Saturday, September 28, 2013

Save Yourself


With a blog post title like "Save Yourself," you might expect some inspirational message about how you can't turn to religion -- or other people -- to find life's deepest meanings, and how these lessons can only be found in our own cores, and how they're intangible and non-dogmatic, made up of gray zones and shifting, hard-earned wisdoms. And you'd be (partially) right. More specifically, though, I'm referring here to Kelly Braffet's newest novel, Save Yourself.

I'd first heard of Ms. Braffet when her debut novel Josie and Jack was released several years ago. I read a review in Entertainment Weekly and picked up the book immediately. I ended up plummeted into a psycho-sexual world that was part Hansel & Gretel, part Flowers in the Attic, all gothic ambience filled with mystery and yearning. The term "page turner" was invented for books like Josie and Jack. The brother and sister duo in this book will stay burned in your heart.

The same can be said for the characters in Save Yourself, Braffet's third novel recently released by Crown. Told from three alternating viewpoints -- Patrick, Caro, and Verna -- Braffet rips the cover off suburban hypocrisy, exposing the jagged edges and sharp teeth beneath the surface. For every white picket fence and pearly-teethed church leader you'll meet in town, there's a depressing convenient store and down-on-his-luck drunk. These facades, these characters, may be more similar than you think: they are the yin-and-yang of lost, seeking souls -- some search for meaning in the Bible, others in their sixth can of cheap beer. In these pages, you'll meet Patrick, whose father's in jail for manslaughter and whose brother's a drunk. Patrick begins an affair -- more emotional than physical, but certainly both -- with his brother's girlfriend, Caro. In Caro's chapters, we learn about her mentally unstable mother, many lovers, her hunt for love in, yes, all the wrong places. Save Yourself also introduces us to Verna, whose father is an uber-conservative Christian minister and whose sister Layla -- once the (literal) poster girl for purity and good ol' Christian living -- slowly starts luring Verna over to the flip side of cult-ish living. Let's just say that cutting and drinking others' blood are par for the (goth) course.

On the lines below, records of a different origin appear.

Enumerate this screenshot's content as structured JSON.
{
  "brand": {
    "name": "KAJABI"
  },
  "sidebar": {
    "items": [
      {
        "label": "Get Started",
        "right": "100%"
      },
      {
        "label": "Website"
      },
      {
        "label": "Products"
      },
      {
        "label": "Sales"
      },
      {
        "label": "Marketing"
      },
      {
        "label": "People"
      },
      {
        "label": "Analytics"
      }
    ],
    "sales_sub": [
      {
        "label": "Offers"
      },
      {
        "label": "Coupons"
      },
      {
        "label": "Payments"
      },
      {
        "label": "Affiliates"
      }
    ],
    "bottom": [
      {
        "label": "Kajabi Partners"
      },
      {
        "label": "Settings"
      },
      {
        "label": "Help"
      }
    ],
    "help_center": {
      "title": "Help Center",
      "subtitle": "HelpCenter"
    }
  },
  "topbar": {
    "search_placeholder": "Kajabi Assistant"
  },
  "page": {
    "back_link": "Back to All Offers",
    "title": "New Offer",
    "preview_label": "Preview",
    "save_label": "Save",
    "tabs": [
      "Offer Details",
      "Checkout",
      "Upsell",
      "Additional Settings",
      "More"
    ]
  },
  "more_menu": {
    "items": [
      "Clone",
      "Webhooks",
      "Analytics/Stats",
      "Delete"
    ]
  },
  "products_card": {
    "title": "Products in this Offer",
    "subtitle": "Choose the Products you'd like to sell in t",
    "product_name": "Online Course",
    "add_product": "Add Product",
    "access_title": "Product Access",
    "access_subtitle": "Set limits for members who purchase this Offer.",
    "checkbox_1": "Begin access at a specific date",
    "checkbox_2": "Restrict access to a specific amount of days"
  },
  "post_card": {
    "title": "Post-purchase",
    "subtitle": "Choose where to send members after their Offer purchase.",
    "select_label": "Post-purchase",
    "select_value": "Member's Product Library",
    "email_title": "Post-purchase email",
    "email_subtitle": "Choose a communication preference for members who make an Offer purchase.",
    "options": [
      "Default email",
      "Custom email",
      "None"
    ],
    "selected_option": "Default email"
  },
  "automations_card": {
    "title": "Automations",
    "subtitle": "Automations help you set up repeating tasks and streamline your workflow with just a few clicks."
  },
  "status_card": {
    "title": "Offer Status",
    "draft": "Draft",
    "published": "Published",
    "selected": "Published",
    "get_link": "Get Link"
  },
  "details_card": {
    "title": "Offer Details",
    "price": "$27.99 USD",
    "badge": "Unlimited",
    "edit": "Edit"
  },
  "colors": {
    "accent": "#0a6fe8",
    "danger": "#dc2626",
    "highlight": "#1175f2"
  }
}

Braffet spends an uncomfortable amount of time showing us how characters' lives spiral out of control -- and that's a compliment. For instance, rarely have I read a book that so deeply makes you squirm at how the popular kids and bullies in high school sometimes torture the outcasts. (There's a scene in a girls' bathroom that had me holding my breath, putting a hand to my chest because of the suspense.) I can't help but wonder if Braffet herself experienced some -- hmm -- unpleasant ripple effects of being at the bottom of a high school totem pole. And I certainly relate because of my own high school experiences. Braffet lets these scenes work up their fervor, almost religiously, with her attention to detail. As for her representation of family dynamics, the character Caro muses, "You couldn't talk about the way things should be in somebody else's family. Families were like oceans. You never knew what was under the surface, in the parts you hadn't seen." All the characters in Save Yourself feel claustrophobic and trapped, much like the lobsters in the restaurant's tank where Caro works, "like they'd lost all hope, like they knew that this murky holding cell was the last stop."

Save Yourself is a slow burn. It works its way under your skin through detailed, nuanced scenes, ultimately leading to a tragic, violent, and ultimately redemptive conclusion. I don't want to give too much away, so let's just say you'll find parallels to the Columbine high school shooting, or the massacre in the theater during The Dark Knight Rises. Our war-torn world -- on global scales, in our schools, in our homes -- needs help, and fast. I appreciate that rather than slamming us over the head -- or in the heart -- with lessons and meaning at the end, Braffet show us slivers of hope and self-realization. Patrick, Caro, and Verna may not have all the answers, or even a solid grip on the insights at hand, but they certainly have moved forward with change.

For more on Kelly Braffet, check out her website at:
http://www.kellybraffet.com/

I'll leave you with Verna. At one point she's feeling "insulated from the rest of the world. It wasn't entirely unpleasant. Like at the dentist's, how they wrapped you in that lead blanket, and it was heavy and awkward and smelled funny but felt almost good when they draped it over you, like a hug." Who of us hasn't felt that exact way? Thank you, Kelly Braffet, for putting that feeling into words. This world, both literary and beyond, needs your words.